On 20.08.2018 22:22, Johannes Sixt wrote:
Am 20.08.2018 um 19:40 schrieb Phillip Wood:
On 20/08/2018 11:22, Konstantin Kharlamov wrote:
It's spectacular, that content of one of inserted conflict markers is
empty, so all you have to do is to remove the markers, and use `git add`
on the file, and then `git rebase --continue`
Its a lot of unncessary actions, git could just figure that the code it
sees in the patch is already there, being a part of another commit.

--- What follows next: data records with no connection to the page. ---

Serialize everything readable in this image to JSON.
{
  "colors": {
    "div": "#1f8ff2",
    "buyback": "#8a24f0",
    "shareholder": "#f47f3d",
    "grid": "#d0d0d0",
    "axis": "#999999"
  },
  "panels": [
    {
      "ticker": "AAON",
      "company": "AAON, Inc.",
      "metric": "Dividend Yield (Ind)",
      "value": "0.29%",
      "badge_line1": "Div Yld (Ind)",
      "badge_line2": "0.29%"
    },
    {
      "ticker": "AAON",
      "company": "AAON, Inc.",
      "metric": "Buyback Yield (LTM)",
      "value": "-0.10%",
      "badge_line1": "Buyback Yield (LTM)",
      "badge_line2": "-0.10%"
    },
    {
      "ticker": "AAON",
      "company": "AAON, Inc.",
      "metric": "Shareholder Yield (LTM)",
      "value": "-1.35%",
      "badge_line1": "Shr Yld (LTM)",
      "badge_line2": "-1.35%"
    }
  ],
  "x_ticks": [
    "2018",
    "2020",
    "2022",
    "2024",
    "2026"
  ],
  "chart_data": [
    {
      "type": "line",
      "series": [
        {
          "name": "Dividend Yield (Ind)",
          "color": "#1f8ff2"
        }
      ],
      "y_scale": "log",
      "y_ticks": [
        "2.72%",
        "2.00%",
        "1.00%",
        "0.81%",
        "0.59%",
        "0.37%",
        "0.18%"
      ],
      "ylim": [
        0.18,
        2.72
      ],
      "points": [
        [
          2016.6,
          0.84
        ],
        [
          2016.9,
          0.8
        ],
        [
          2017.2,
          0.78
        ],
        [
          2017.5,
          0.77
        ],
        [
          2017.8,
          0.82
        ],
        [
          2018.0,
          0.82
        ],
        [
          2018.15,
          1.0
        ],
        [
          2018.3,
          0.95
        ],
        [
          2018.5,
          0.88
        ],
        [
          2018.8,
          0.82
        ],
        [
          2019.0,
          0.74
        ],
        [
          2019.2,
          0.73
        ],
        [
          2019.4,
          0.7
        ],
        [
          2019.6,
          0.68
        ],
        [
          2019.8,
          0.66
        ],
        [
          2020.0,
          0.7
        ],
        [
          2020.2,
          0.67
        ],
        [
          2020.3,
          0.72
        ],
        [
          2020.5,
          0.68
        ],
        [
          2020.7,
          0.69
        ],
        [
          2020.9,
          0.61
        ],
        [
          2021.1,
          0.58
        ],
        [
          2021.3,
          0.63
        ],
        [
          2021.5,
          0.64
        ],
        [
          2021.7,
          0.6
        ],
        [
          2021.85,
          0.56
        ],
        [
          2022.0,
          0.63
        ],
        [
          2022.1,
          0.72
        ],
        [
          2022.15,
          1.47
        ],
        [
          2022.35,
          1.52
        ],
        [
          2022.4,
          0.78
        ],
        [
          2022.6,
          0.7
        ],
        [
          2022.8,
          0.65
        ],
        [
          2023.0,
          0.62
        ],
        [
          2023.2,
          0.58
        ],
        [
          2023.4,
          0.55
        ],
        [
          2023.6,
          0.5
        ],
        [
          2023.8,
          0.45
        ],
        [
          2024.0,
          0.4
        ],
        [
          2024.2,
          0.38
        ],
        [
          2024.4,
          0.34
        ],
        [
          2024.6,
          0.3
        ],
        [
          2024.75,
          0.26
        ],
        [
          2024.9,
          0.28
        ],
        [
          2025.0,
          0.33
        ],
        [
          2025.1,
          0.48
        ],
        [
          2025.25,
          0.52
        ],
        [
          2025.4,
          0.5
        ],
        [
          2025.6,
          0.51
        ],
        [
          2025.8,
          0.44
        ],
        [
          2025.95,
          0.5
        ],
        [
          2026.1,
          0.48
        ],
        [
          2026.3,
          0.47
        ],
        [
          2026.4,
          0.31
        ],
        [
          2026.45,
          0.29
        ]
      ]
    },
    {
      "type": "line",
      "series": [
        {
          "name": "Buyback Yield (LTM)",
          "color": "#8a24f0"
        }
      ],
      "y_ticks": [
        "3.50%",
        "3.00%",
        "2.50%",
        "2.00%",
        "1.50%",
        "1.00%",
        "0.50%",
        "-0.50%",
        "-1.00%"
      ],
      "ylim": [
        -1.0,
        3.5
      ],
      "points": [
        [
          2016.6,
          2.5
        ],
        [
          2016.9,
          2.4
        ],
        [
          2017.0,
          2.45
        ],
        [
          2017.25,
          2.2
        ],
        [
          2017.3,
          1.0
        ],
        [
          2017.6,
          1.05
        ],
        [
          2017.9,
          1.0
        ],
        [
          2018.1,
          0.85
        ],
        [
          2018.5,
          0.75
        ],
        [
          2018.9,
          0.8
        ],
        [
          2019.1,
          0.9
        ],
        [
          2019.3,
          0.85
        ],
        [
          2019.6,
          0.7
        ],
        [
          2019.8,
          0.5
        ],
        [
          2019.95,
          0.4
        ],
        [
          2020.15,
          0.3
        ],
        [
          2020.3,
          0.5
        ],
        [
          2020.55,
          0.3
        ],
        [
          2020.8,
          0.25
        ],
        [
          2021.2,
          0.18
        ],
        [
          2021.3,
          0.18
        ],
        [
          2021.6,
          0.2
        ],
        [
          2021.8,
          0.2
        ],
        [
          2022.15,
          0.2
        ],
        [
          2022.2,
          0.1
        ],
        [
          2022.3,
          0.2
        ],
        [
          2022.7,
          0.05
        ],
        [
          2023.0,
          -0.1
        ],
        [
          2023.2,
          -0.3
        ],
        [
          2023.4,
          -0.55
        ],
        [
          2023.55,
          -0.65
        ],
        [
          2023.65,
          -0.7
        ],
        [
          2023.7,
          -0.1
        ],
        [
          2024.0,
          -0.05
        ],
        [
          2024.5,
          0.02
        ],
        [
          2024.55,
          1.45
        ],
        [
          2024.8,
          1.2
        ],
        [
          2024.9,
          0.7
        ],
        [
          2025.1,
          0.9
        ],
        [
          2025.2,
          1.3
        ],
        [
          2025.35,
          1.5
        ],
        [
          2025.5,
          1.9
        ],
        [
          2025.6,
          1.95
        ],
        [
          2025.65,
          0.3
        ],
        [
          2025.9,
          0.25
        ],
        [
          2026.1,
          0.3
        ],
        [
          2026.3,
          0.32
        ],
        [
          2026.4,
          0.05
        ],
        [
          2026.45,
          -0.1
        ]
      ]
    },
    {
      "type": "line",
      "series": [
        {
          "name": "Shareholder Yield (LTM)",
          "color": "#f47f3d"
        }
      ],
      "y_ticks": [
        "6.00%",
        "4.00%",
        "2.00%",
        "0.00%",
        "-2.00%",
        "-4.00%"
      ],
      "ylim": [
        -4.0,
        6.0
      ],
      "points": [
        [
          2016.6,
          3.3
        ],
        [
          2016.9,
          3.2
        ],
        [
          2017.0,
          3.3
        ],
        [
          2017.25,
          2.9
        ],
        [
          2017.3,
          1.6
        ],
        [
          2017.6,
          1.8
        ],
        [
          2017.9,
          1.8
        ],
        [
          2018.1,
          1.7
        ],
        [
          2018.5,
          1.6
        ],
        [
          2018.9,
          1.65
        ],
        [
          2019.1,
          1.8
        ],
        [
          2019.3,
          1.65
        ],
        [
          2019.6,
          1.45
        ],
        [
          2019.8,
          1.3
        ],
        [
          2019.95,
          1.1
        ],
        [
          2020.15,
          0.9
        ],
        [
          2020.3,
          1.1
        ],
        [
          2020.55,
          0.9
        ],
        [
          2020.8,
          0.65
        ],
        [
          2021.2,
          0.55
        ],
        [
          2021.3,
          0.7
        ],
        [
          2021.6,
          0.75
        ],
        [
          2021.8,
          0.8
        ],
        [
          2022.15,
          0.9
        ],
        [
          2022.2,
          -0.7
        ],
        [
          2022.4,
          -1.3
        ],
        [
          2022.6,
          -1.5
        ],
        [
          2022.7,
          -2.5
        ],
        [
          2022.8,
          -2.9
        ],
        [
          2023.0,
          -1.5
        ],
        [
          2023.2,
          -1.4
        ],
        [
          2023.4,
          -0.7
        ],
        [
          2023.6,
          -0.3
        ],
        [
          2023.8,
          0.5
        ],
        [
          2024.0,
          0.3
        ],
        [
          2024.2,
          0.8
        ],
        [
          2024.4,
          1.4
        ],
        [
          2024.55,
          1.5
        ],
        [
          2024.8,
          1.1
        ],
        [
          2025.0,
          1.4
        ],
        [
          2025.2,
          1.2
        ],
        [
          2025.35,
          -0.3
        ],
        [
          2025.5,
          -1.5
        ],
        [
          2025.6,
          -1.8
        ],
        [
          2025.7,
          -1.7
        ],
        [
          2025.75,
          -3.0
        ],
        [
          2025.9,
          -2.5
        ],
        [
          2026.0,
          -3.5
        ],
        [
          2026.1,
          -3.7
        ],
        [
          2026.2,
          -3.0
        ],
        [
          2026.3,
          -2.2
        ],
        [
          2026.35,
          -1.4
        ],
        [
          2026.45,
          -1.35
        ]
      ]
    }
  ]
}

If there are conflict markers where one side is empty it means that some
lines from the merge base (which for a rebase is the parent of the
commit being picked) have been deleted on one side and modified on the
other. Git cannot know if you want to use the deleted version or the
modified version.
There's another possibility (and I think it is what happens actually in
Konstantin's case): When one side added lines 1 2 and the other side
added 1 2 3, then the actual conflict is << 1 2 == 1 2 3 >>, but our
merge code is able to move the identical part out of the conflicted
section: 1 2 << == 3 >>. But this is just a courtesy for the user; the
real conflict is the original one. Without this optimization, the work
to resolve the conflict would be slightly more arduous.
Yeah, thanks, that's what happens. And I'm wondering, is it really
needed to raise a conflict there? Would it be worth to just apply the
line "3", possibly with a warning or an interactive question to user
(apply/raise) that identical parts were ignored?